The organization began by assisting 33 Croatian and Bosnian women. It grew to reach nearly half a million women, raising 146 million dollars in aids and microloans to help them and their families rebuild their lives.
Salbi developed the philosophy that access to education plus access to resources leads to lasting change in women’s lives. She graduated from George Mason University with a degree in Sociology and Women’s Studies. From the London School of Economics, she earned a master’s degree in Development Studies.
President Bill Clinton honored Salbi at the White House for her humanitarian work in Bosnia. She was also featured several times on The Oprah Winfrey Show and named one of the 100 most influential women in various media outlets such as Time Magazine, People Magazine, and The Guardian.
After nearly 20 years of working with women survivors of conflict, Salbi felt compelled to inspire women further. She resigned as CEO from Women for Women International to explore the media sector.
The Nidaa Show, created by Salbi, was a groundbreaking talk show which aired across 22 countries in the Arab World. It recognized Arab and Muslim women, their narratives, challenges, and accomplishments.
Salbi also launched The Zainab Salbi Project with Huffington Post, #MeToo, Now What? with PBS, and Through Her Eyes with Zainab Salbi with Yahoo! News. Each program addresses women’s issues worldwide.
She has written several books, including the national bestseller Between Two Worlds, Escape from Tyranny: Growing Up in the Shadow of Saddam. Salbi is also the host of the Redefined Podcast, exploring what matters most in life with guest speakers.
Again, Salbi had a revelation that women are also at the forefront of the climate crisis, making strides in preserving and regenerating the Earth. Yet, this work and leadership are often not seen, heard, appreciated, or funded.
Salbi then co-founded Daughters For Earth along with One Earth’s Justin Winters and Wild Lives Foundation’s Jody Allen and Rachel Rivera. It is a new campaign to mobilize women worldwide to support and scale women-led efforts to protect and restore the Earth.
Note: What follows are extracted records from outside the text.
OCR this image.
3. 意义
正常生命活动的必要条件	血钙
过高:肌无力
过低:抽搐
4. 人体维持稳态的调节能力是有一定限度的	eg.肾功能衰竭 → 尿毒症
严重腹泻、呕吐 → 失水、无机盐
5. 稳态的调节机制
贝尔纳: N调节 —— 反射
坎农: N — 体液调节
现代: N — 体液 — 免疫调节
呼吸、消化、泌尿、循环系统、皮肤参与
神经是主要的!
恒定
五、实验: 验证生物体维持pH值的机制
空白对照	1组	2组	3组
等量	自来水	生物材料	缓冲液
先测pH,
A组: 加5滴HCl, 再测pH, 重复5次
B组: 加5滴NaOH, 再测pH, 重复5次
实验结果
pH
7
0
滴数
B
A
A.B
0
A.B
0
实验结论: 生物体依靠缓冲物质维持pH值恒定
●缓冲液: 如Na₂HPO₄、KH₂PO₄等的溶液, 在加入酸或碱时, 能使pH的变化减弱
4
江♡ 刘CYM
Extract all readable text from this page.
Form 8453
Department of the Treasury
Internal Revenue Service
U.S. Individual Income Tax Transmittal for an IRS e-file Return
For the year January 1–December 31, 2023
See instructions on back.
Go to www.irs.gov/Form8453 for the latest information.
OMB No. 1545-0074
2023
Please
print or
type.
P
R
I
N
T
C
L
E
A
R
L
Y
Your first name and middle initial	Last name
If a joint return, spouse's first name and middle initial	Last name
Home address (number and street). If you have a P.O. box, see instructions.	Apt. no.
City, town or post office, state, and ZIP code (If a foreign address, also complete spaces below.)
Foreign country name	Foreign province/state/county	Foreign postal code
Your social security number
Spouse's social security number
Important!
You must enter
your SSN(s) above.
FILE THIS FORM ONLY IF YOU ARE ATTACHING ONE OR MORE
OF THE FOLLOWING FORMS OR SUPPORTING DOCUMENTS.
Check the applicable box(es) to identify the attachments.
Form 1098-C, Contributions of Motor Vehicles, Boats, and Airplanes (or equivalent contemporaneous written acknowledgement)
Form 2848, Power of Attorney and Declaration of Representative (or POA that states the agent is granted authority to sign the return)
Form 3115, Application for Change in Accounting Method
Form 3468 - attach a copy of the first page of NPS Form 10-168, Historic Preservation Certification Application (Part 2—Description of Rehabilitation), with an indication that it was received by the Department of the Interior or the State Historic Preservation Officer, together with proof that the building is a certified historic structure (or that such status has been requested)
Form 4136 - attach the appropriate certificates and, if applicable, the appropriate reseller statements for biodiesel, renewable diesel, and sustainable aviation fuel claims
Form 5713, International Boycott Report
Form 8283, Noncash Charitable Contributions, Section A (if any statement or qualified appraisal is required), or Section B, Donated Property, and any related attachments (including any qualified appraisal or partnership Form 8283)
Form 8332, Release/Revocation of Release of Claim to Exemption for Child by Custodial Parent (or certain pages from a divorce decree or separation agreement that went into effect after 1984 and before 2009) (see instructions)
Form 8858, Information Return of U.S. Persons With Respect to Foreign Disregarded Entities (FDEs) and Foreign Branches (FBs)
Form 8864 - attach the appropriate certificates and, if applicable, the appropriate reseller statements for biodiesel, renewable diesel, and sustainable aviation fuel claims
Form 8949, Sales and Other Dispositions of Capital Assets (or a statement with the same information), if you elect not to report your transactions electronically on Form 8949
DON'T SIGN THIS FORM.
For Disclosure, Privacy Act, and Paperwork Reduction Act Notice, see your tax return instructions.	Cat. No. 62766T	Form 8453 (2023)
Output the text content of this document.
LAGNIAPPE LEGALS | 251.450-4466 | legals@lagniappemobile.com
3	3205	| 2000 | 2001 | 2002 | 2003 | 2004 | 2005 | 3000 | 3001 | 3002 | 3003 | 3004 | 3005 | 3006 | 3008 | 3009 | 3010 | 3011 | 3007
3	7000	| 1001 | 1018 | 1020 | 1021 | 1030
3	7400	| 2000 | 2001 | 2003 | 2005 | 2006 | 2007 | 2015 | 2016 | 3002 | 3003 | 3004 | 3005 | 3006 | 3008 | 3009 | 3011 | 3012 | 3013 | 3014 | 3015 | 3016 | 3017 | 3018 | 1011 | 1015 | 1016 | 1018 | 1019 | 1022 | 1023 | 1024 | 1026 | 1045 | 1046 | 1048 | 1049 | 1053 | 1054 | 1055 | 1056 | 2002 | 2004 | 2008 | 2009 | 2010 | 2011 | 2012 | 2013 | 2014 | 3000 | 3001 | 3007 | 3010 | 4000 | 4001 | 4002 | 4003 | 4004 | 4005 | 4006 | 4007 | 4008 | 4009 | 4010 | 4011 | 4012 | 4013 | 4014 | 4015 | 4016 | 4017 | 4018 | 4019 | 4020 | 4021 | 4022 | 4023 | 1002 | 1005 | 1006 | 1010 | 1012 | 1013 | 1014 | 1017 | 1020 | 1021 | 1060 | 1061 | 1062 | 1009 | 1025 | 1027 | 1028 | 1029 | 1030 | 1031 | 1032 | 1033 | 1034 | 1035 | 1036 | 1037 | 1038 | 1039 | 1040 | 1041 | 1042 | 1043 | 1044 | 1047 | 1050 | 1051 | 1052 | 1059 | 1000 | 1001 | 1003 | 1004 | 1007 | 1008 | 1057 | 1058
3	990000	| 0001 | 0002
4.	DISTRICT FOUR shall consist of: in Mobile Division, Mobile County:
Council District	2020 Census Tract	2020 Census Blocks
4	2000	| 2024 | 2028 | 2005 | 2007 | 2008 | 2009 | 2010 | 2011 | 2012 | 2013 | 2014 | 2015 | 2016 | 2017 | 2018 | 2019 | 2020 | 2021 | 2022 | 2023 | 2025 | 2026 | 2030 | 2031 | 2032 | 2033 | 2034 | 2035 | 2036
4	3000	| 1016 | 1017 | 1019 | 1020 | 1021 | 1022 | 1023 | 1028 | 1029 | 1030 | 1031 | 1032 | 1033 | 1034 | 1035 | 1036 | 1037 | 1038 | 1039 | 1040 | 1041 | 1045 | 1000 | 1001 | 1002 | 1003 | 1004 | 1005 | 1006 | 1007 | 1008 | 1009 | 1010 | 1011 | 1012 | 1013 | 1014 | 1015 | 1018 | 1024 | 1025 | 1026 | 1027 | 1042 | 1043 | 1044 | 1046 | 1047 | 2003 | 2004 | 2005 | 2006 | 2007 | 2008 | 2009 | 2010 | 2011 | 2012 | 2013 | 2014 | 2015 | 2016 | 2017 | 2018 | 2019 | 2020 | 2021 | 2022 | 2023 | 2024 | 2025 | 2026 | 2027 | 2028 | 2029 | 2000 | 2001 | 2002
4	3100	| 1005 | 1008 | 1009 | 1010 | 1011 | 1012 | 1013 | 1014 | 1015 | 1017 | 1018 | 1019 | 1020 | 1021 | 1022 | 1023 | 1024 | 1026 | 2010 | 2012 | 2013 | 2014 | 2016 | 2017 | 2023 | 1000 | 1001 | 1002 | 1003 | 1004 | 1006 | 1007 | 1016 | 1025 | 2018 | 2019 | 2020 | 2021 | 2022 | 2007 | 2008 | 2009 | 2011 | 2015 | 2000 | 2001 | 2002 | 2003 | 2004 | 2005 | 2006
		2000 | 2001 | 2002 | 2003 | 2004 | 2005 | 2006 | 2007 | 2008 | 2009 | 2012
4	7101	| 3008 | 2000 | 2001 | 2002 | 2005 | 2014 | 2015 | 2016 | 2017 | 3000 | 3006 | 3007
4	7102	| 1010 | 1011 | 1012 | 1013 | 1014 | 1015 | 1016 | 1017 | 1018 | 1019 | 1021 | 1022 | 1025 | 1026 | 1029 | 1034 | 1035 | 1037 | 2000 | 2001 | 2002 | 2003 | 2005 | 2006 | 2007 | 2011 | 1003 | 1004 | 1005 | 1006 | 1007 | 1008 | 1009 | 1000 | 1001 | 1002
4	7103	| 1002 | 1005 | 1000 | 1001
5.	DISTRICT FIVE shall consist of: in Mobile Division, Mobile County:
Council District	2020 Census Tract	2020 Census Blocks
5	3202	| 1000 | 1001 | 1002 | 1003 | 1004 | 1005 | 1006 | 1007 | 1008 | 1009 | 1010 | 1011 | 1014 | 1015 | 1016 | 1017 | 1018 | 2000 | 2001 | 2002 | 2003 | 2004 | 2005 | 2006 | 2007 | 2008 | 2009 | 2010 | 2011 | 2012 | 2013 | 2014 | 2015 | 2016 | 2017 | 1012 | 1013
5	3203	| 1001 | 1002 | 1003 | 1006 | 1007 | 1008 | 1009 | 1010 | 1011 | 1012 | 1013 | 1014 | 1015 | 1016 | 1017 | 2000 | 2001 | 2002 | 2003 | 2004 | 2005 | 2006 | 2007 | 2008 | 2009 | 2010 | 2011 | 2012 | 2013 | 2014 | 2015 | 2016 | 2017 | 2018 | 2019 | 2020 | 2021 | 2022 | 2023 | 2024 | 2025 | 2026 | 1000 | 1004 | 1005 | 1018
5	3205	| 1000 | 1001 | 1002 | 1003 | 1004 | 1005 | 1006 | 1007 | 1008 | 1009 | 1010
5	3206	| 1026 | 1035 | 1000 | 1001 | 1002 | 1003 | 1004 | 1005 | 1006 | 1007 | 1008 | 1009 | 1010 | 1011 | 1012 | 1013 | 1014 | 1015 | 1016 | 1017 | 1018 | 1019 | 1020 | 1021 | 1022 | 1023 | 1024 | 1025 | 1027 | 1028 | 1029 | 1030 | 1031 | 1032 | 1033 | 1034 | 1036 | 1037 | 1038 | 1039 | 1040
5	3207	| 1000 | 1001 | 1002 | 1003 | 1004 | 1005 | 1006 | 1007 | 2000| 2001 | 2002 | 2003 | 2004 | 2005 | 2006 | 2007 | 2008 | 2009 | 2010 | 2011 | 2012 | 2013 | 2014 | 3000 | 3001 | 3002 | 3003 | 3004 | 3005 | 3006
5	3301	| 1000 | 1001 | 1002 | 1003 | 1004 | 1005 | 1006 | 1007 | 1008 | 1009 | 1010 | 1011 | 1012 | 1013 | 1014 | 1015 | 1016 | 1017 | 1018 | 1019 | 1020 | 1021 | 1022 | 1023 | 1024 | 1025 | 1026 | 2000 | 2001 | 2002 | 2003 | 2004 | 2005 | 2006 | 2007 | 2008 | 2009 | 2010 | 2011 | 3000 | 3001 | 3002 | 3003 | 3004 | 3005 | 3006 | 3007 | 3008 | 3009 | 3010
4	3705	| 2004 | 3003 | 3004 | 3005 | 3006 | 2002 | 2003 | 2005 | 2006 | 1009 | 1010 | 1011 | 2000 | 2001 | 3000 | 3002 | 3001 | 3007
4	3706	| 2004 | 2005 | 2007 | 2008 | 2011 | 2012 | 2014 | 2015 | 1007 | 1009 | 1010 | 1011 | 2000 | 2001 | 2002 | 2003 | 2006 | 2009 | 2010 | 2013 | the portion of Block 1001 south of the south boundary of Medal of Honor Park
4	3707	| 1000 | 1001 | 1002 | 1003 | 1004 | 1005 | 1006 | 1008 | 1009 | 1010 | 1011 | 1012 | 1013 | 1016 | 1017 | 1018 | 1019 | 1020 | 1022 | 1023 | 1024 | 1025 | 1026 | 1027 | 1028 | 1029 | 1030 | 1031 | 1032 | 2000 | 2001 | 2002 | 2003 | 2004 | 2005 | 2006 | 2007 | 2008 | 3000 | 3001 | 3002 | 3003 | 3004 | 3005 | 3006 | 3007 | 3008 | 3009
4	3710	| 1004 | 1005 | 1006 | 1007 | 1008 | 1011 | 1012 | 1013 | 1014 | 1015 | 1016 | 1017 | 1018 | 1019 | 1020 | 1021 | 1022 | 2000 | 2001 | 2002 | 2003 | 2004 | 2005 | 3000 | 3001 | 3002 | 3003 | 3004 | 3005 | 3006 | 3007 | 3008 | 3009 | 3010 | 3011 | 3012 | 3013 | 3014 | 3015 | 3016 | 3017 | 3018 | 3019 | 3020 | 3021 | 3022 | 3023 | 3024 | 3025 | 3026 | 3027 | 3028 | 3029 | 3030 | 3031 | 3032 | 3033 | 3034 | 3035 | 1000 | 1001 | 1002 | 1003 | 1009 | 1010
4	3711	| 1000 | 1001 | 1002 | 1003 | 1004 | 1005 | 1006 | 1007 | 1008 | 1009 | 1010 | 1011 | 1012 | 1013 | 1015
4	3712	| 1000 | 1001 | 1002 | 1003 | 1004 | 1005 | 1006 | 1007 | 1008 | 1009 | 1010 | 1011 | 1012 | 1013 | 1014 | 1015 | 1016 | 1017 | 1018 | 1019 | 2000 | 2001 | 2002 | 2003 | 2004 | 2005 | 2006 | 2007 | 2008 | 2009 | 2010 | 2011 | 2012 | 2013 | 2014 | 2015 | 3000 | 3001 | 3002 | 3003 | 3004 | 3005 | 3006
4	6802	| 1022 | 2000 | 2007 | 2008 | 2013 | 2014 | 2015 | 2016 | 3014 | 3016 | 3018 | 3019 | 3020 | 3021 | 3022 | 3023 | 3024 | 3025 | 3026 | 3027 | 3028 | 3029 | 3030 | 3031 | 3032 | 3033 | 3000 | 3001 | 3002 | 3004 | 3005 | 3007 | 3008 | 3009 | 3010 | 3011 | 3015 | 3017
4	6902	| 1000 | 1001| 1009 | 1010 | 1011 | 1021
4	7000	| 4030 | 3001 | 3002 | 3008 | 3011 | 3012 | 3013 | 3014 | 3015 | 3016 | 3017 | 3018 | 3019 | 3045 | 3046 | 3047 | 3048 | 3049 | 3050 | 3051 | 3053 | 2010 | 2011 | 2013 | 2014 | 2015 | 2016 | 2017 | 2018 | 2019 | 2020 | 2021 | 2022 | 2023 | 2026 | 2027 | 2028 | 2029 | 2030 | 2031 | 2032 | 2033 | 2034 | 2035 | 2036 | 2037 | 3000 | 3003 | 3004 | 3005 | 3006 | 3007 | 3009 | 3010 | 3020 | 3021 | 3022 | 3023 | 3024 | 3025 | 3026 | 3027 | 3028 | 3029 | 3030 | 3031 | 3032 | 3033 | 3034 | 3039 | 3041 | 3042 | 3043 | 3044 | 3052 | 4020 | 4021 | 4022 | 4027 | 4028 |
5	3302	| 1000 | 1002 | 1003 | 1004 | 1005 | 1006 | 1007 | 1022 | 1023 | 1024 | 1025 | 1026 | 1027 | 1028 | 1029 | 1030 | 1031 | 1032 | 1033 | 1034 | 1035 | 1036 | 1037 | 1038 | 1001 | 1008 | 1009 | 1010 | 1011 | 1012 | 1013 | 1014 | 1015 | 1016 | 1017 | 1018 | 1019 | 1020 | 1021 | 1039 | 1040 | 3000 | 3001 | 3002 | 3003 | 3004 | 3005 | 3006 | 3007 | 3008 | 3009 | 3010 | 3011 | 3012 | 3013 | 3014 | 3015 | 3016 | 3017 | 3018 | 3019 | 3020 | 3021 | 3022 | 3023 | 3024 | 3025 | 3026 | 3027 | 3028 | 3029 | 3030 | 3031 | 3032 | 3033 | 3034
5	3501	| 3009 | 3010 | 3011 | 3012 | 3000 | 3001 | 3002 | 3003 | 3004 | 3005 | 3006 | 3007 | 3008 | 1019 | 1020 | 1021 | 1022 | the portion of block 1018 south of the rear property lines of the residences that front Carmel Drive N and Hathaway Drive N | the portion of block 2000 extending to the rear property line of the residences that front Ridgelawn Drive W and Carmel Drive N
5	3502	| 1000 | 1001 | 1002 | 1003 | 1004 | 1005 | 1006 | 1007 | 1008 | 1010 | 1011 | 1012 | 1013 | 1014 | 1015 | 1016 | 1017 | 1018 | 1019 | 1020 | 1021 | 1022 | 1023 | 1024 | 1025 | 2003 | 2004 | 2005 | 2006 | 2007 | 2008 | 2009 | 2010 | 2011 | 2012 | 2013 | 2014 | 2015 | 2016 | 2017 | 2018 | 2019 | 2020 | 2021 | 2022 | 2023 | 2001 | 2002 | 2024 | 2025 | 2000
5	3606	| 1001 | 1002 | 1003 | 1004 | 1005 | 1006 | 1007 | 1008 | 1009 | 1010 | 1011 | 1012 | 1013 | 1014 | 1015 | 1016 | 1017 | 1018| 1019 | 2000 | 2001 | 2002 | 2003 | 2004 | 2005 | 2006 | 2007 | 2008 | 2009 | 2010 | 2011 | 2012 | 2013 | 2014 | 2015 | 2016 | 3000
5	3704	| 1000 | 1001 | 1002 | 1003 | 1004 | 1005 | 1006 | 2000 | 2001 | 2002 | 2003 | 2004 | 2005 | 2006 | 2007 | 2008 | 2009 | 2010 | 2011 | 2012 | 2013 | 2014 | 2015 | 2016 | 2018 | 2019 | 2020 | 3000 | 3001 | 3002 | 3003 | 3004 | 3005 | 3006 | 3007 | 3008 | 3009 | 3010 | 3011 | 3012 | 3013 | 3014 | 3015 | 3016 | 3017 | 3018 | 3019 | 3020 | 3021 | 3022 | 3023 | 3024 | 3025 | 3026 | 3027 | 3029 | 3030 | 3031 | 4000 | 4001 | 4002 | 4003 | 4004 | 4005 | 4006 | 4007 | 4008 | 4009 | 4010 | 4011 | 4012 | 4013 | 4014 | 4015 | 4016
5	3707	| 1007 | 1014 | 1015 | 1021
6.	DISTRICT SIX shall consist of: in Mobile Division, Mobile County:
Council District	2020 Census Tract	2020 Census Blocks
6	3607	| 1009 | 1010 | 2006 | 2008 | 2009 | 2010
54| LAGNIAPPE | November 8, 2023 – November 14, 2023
From her experience, Salbi is a staunch supporter of bringing the conversation of climate action to everyday people, as often the climate crisis is conveyed in a scientific manner that can be overwhelming or difficult to understand. Salbi advocates that anyone can make a difference and participate in solutions to help heal our planet.
A champion of women and girls, Zainab Salbi is a leader in making the environment and world a better place to live.